When a person is a director of a corporation, there are certain rights and obligations that are attached to the role. Directors are required to act in good faith, not use their position improperly or exploit information gained from their position to their advantage, which may cause detriment to the company. Any breach of these duties, can result in criminal punishment.
In s 184(1) of the Corporations Act (the Act) directors must always act in good faith and for the best interests of the company. The good faith and interest provisions are civil obligations as well under s 181 of the Act. However, a director or officer will be committing a criminal offence if he or she is reckless, and intentionally dishonest in the exercising of their good faith and proper purpose obligations.
Directors have a responsibility to their company and shareholders, and at all times, must honestly believe that they are acting for a proper purpose, and in the best interest of the company.

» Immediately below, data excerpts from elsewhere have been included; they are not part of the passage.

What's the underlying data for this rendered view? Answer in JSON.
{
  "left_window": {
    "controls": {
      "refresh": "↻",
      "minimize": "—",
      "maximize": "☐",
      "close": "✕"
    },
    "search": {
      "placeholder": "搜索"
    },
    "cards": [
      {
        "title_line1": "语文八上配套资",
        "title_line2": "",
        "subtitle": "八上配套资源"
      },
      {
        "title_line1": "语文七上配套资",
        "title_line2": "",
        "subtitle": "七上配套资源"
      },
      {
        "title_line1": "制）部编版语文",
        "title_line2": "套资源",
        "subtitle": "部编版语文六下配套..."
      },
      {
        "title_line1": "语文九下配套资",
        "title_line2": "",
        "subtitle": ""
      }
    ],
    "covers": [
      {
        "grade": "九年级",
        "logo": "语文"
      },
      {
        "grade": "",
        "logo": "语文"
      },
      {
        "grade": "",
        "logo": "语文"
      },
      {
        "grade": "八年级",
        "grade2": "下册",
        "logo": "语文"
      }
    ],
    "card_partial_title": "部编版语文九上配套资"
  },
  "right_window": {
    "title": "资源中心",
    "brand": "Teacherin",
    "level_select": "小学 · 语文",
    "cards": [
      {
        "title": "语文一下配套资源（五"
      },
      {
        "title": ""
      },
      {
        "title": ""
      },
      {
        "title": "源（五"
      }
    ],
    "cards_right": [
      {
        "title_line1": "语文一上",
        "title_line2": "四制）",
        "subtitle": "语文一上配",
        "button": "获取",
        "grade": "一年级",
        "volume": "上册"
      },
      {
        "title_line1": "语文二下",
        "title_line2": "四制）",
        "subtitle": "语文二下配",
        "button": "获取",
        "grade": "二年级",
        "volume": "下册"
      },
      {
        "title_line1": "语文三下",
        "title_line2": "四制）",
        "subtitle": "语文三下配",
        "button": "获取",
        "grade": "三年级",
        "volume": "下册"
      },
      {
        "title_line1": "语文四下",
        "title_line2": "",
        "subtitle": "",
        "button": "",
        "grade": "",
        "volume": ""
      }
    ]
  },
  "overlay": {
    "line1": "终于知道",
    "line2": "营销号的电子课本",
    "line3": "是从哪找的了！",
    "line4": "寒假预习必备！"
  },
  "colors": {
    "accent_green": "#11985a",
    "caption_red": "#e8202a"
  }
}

Directors, officers and employees are quite often exposed to information that can be financially lucrative if used dishonestly. Therefore, s 184(2) and s 184(3) makes it an offence for all employees of a company to use their position to recklessly gain an advantage for themselves, or another person.
All employees owe a duty to their company, and if by using information gleaned from their position causes harm to the company, can be found to be committing a criminal offence.
The criminal provisions of directors’ duties have in recent times led to the high profile convictions and imprisonment of three former HIH Insurance directors and officers. The example of HIH should serve as a warning that any breach of a directors’ duties, can result in imprisonment.